The difference here is that the code you wrote in the REPL dies with the REPL.
A REPL is more of a "scratchpad", to stay in the family of metaphors being used. Scratchpads and sketchbooks serve similar purposes, but the latter generally is used for things intended to have a bit more permanence and also to be capable of re-visiting.
In any case, I'm pretty sure the main point here is "you need to write a lot of varied code if you want to become an expert at software development".
I was thinking along the lines of SLIME, where your evaluated code is preserved by the editor. Sorry for being unclear. Been a long time since I used a raw REPL.
There's still a useful distinction to be made -- the "sketchbook" talked about is the collection of stuff you've done over some longer period of time that you can look through / look back on. It's not a description of a tool, although as you noted the language used in the last paragraph of the post is very similar to the language people use to describe the use of a REPL.
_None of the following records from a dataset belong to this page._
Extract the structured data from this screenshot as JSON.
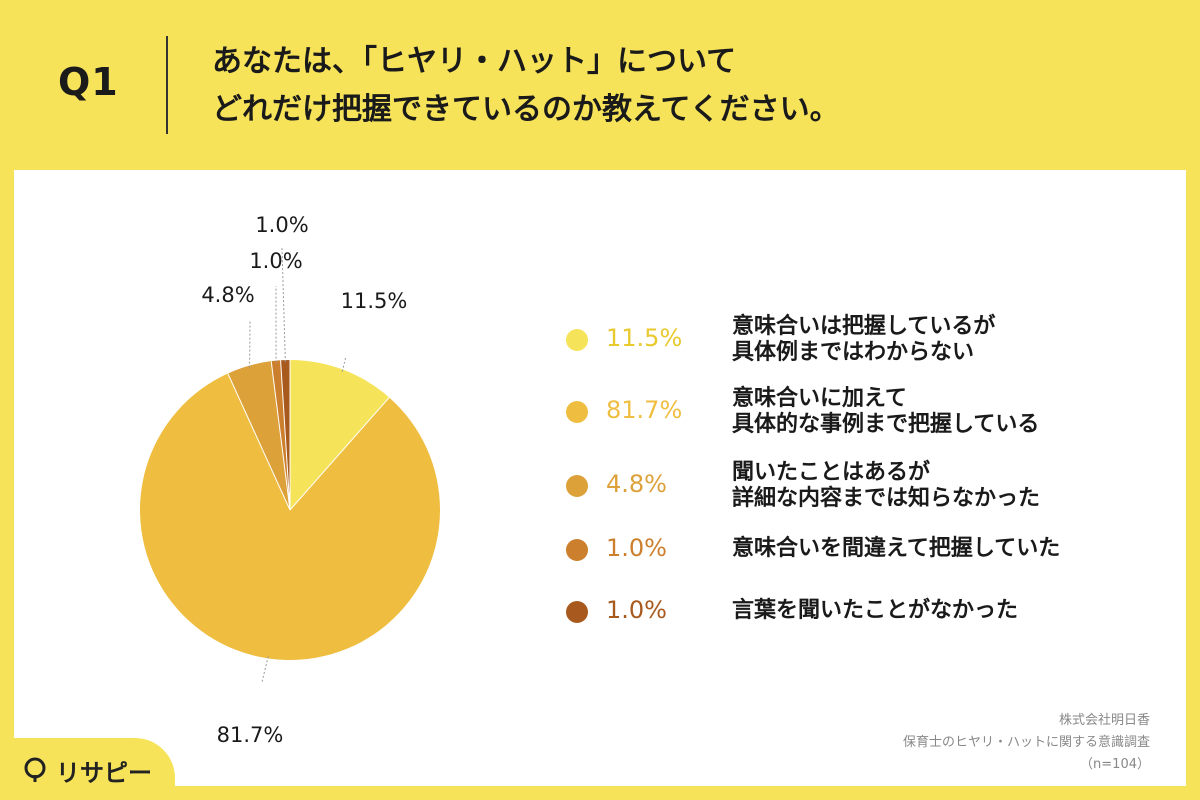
{
  "header": {
    "q_label": "Q1",
    "title_line1": "あなたは、「ヒヤリ・ハット」について",
    "title_line2": "どれだけ把握できているのか教えてください。"
  },
  "chart_data": {
    "type": "pie",
    "title": "",
    "slices": [
      {
        "label": "意味合いは把握しているが\n具体例まではわからない",
        "value": 11.5,
        "value_label": "11.5%",
        "color": "#f5e35a"
      },
      {
        "label": "意味合いに加えて\n具体的な事例まで把握している",
        "value": 81.7,
        "value_label": "81.7%",
        "color": "#efbe40"
      },
      {
        "label": "聞いたことはあるが\n詳細な内容までは知らなかった",
        "value": 4.8,
        "value_label": "4.8%",
        "color": "#dda13a"
      },
      {
        "label": "意味合いを間違えて把握していた",
        "value": 1.0,
        "value_label": "1.0%",
        "color": "#cc7f2c"
      },
      {
        "label": "言葉を聞いたことがなかった",
        "value": 1.0,
        "value_label": "1.0%",
        "color": "#a85a1e"
      }
    ],
    "legend_position": "right"
  },
  "source": {
    "company": "株式会社明日香",
    "survey": "保育士のヒヤリ・ハットに関する意識調査",
    "sample": "（n=104）"
  },
  "logo": {
    "text": "リサピー",
    "mark_icon": "lens-icon"
  }
}
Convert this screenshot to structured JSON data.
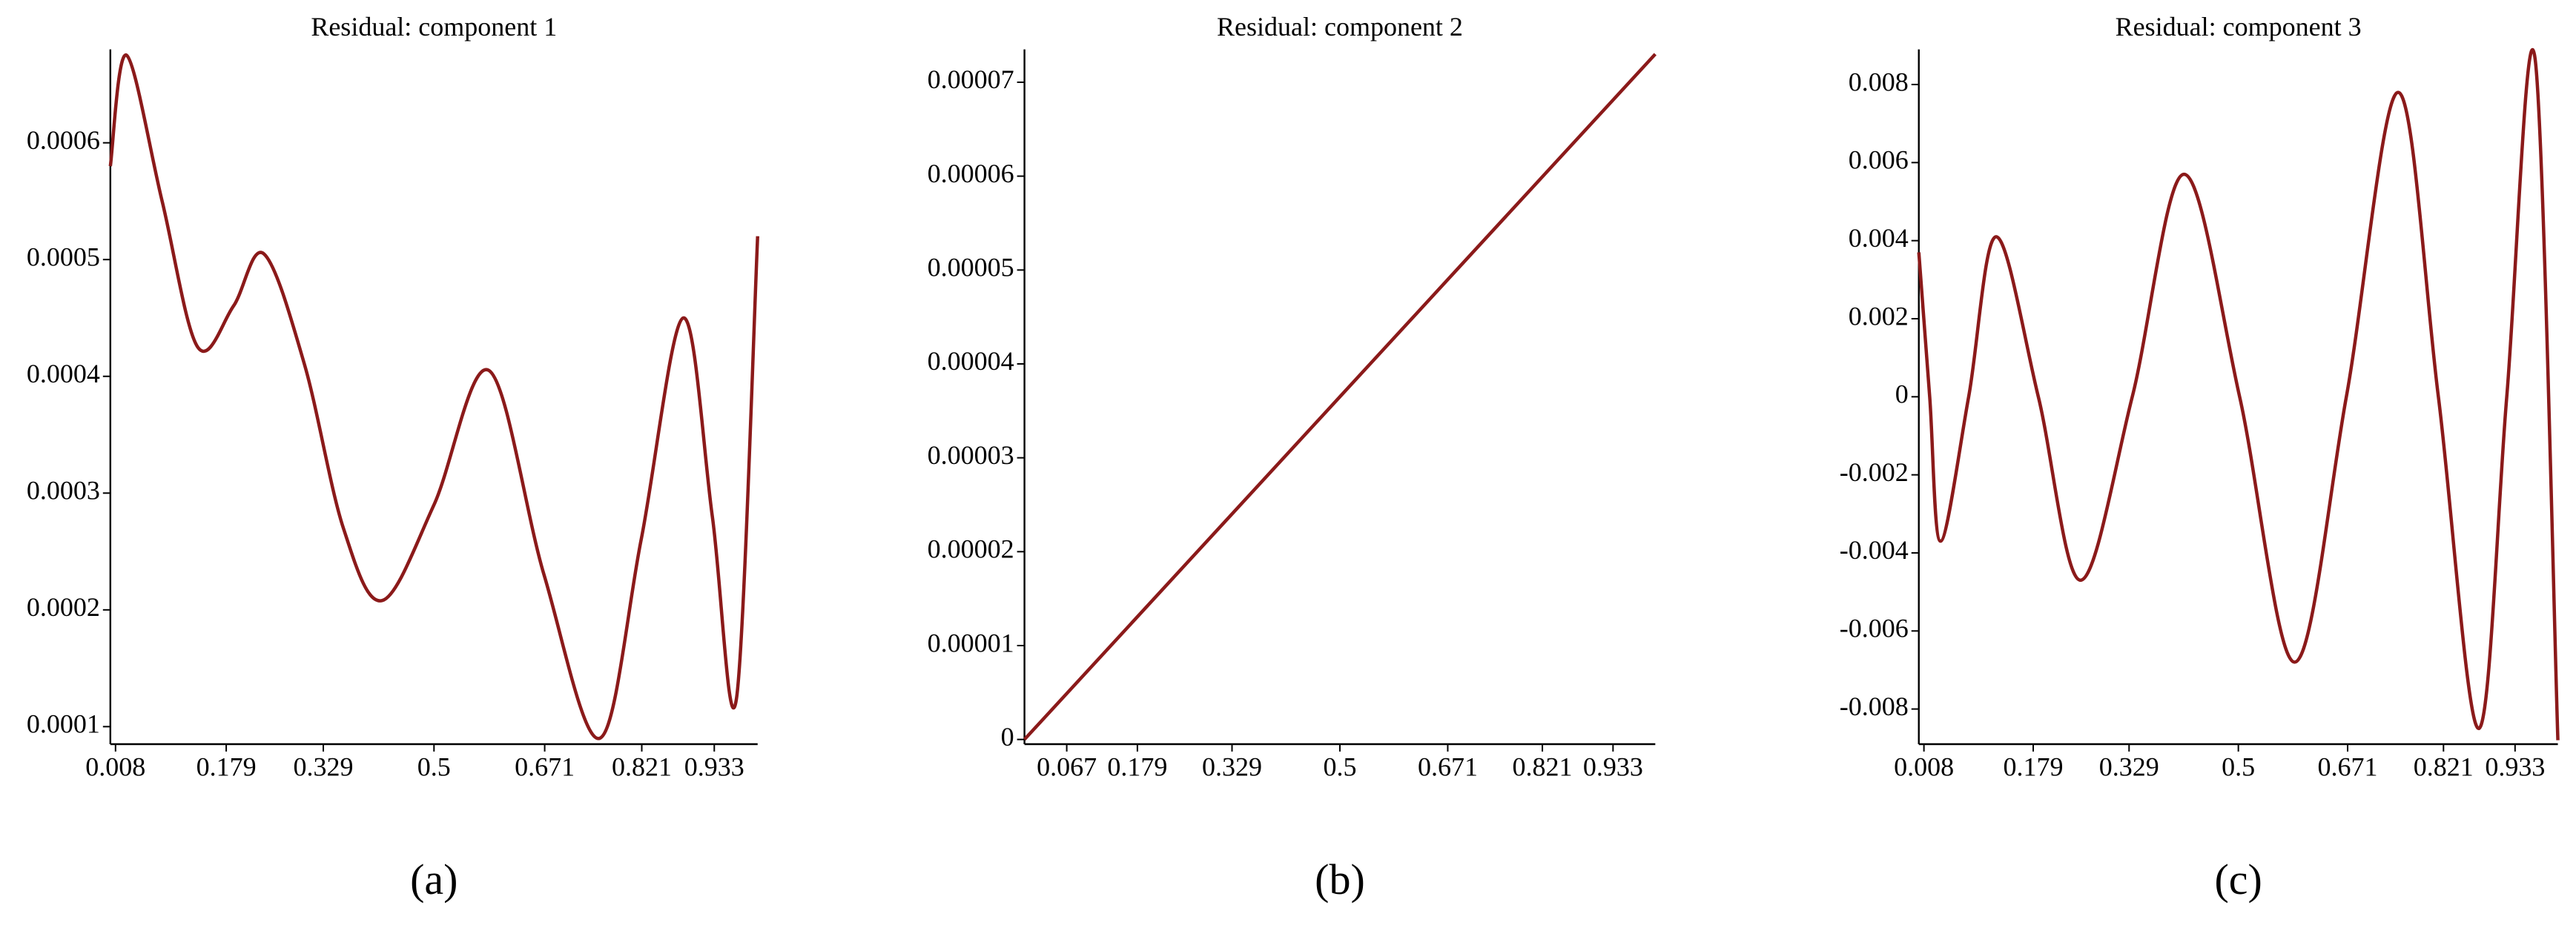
{
  "chart_data": [
    {
      "type": "line",
      "title": "Residual: component 1",
      "caption": "(a)",
      "color": "#8b1a1a",
      "x": [
        0,
        0.025,
        0.08,
        0.135,
        0.19,
        0.237,
        0.3,
        0.36,
        0.42,
        0.5,
        0.585,
        0.67,
        0.756,
        0.82,
        0.885,
        0.93,
        0.967,
        1.0
      ],
      "values": [
        0.00058,
        0.000675,
        0.00055,
        0.000425,
        0.00046,
        0.000505,
        0.00041,
        0.00027,
        0.000208,
        0.00029,
        0.000405,
        0.00023,
        9e-05,
        0.00026,
        0.00045,
        0.00028,
        0.000123,
        0.00052
      ],
      "xlim": [
        0,
        1
      ],
      "xticks": [
        0.008,
        0.179,
        0.329,
        0.5,
        0.671,
        0.821,
        0.933
      ],
      "ylim": [
        8.5e-05,
        0.00068
      ],
      "yticks": [
        0.0001,
        0.0002,
        0.0003,
        0.0004,
        0.0005,
        0.0006
      ]
    },
    {
      "type": "line",
      "title": "Residual: component 2",
      "caption": "(b)",
      "color": "#8b1a1a",
      "x": [
        0,
        0.5,
        1
      ],
      "values": [
        0,
        3.65e-05,
        7.3e-05
      ],
      "xlim": [
        0,
        1
      ],
      "xticks": [
        0.067,
        0.179,
        0.329,
        0.5,
        0.671,
        0.821,
        0.933
      ],
      "ylim": [
        -5e-07,
        7.35e-05
      ],
      "yticks": [
        0,
        1e-05,
        2e-05,
        3e-05,
        4e-05,
        5e-05,
        6e-05,
        7e-05
      ]
    },
    {
      "type": "line",
      "title": "Residual: component 3",
      "caption": "(c)",
      "color": "#8b1a1a",
      "x": [
        0,
        0.017,
        0.034,
        0.078,
        0.121,
        0.187,
        0.253,
        0.334,
        0.415,
        0.502,
        0.588,
        0.669,
        0.75,
        0.813,
        0.876,
        0.92,
        0.964,
        1.0
      ],
      "values": [
        0.0037,
        0,
        -0.0037,
        0,
        0.0041,
        0,
        -0.0047,
        0,
        0.0057,
        0,
        -0.0068,
        0,
        0.0078,
        0,
        -0.0085,
        0,
        0.0087,
        -0.0088
      ],
      "xlim": [
        0,
        1
      ],
      "xticks": [
        0.008,
        0.179,
        0.329,
        0.5,
        0.671,
        0.821,
        0.933
      ],
      "ylim": [
        -0.0089,
        0.0089
      ],
      "yticks": [
        -0.008,
        -0.006,
        -0.004,
        -0.002,
        0,
        0.002,
        0.004,
        0.006,
        0.008
      ]
    }
  ]
}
I'm a fellow emacs user, I use SLIME-like functionality practically every day. My "sketchbooks" are my ~/workspace folder and my github account. I have some older "sketchbooks" in the form of tarballs of my ~/workspace folders from old machines.
I thought that basically everyone who wrote software had similar collections of little projects, finished and un-finished, until about a year ago when it came up in discussion with a few other devs who didn't.
A REPL is more of a "scratchpad", to stay in the family of metaphors being used. Scratchpads and sketchbooks serve similar purposes, but the latter generally is used for things intended to have a bit more permanence and also to be capable of re-visiting.